Immigration – The Unpalatable Solution?

This summer Spain has seen the numbers of migrants reaching her shores from the nearby African coast increase markedly as Italy has toughened its stance after years of migration from Libya. Those in search of a better life have trodden a route to the Iberian peninsula. In May alone Andalusia saw 3,400 migrants arrive, and the total numbers for this year across spain are set to double from last year to an estimated 50,000. Against Spain’s total population of 46 million it is tiny, you can get twice that in the Camp Nou for a Barcelona game, but yet again it has raised the debate that seems to be defining our politics these days as politicians of all stripes seek to ‘weaponise’ the issue for their own gain, often regardless of the facts, and wherever you are in the world.

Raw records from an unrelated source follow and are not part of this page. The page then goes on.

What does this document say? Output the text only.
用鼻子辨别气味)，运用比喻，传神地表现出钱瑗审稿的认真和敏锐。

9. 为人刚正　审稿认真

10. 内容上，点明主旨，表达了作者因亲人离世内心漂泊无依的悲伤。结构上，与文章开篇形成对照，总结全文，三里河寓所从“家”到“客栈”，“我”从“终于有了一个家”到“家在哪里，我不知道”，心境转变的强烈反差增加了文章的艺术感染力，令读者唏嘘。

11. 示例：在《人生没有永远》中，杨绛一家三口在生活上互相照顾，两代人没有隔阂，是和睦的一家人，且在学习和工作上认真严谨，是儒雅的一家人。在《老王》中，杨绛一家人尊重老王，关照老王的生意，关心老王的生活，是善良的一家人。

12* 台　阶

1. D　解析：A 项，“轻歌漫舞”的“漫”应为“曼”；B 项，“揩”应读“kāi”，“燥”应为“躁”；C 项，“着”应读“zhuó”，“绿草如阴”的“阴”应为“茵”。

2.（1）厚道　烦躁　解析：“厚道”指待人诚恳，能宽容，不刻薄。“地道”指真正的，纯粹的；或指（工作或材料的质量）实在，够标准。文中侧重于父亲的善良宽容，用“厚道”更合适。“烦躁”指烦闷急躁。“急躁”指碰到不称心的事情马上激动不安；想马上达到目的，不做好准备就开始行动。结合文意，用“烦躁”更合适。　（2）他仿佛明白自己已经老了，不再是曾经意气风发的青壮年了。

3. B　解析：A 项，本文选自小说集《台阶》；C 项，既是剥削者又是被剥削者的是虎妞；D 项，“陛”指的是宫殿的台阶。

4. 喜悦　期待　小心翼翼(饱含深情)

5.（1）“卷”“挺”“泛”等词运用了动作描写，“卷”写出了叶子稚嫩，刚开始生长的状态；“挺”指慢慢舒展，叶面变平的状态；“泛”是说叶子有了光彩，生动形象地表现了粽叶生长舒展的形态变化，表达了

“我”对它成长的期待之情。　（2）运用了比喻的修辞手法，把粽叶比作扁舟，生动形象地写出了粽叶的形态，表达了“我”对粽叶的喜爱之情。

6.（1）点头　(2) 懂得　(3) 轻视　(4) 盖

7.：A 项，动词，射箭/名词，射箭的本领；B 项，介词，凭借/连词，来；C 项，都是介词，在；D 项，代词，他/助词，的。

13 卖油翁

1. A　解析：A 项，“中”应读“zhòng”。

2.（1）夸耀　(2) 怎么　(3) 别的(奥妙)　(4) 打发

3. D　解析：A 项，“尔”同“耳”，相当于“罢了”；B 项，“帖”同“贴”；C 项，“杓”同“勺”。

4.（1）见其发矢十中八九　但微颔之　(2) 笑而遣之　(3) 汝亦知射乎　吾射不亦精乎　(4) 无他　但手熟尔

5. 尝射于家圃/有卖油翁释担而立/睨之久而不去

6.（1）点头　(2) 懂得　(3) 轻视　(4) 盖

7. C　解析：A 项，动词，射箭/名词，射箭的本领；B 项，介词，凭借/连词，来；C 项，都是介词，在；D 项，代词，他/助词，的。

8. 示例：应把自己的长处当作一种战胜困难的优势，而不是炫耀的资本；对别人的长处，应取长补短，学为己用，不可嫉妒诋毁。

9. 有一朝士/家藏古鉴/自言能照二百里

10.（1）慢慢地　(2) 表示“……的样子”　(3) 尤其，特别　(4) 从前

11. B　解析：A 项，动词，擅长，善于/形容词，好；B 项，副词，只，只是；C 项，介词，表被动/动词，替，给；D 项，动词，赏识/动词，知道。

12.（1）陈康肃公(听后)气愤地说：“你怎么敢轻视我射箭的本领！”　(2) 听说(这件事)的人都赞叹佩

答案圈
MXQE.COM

The developed world has a problem with it’s population. We’re not having enough kids and it looks like we are going to live a lot longer than we can afford to. For much of history anywhere around the world, most people ensured that they would be looked after in their final years by having lots of kids, hopeful that enough of them would survive into adulthood to keep Granny and Granpops fed until they snuffed it some time in their sixties if they were fortunate. The same simple system is very much alive in the developing world. Us lucky Westerners have been lulled into a false sense of security by the relatively easy times since the end of WWII as most countries established some sort of welfare state that would put a roof over your head, food on your table, and a hospital bed if you were unable to provide those things for yourself. It was undoubtedly a positive step forward, and has vastly improved the lives of a great many in the intervening years…. But…. it doesn’t change the underlying maths, you still need loads of kids to become wage earners and tax payers, and make sure you don’t live too long. We have exactly reversed that trend in the Western world. If you strip out the effects of immigration, birth rates have declined to less than two per couple, populations are slowly declining, and Granny and Grandpops are backpacking the Inca trail in their mid seventies.

There are three ways to fix this problem. Get people to have more kids… not so easy in an expensive world where the majority of working age women also hold down full time jobs, and wages in real terms have been stagnant for a decade. Education and housing costs are rising so that many young adults do not find themselves financially able to start a family until well into their thirties. Another solution is to radically raise the retirement age. In Spain you can expect to live until you are nearly 83. When national pensions were introduced, retirement age was generally pitched at just above the life expectancy at the time, hence the more or less universal age of 65. Go and grab Grandma and Grandpops off the Inca trail and explain to them they need to stay at their desks until they are 85. In countries that have tinkered with increasing pensionable age by a couple of years it has rarely been received well.

Or you can import strong, young people ready to work hard. It’s not hard to find them, they are just over the horizon in rubber boats. I’m sure I don’t need to explain what an unpopular and divisive topic this has become. It is probably the number one subject shaping developed world politics. Wariness of the unknown, and of  the dilution of their cultural identity, these fears have been seized upon by political movements keen to moblise them in whatever direction they choose to steer it. Donald Trump has used it to get him into the White House, in the UK it misguidedly fuelled a great deal of the vote to leave the European Union. It has led to the rise in right wing politics in France, Germany, Austria, Italy and others.

The truth is that mass migration is probably the best fix for the demographic problems facing the Western World, but it is going to be a difficult sell to those sceptics and you need to explode the myths of lazy, criminal migrants plotting the downfall of their host countries. The truth is the migrants are just like you. Trying to make their way in the world as best they can, ready to work hard, and provide opportunities for their kids, there maybe some bad apples in the cart, but that is true of every population.

In the first half of the 20th Century people just like this went with nothing but the clothes on their backs, with one way tickets to New York. As they arrived they sailed past the Statue of Liberty, notably facing towards the direction from which they had come. Written on the plinth on which she stands is the verse. “Give me your tired, your poor, Your huddled masses yearning to breathe free, The wretched refuse of your teeming shore. Send these, the homeless, tempest-tossed to me, I lift my lamp beside the golden door!”. The people who read that went on to create the richest country the World has ever seen, where merit and hard work, rather than class, creed or colour, was the only limit to your potential. Their grandchildren voted for a child of an immigrant who promised to build a wall around the country as his number one priority. How did we get from there, to here so quickly? And do we need to go back?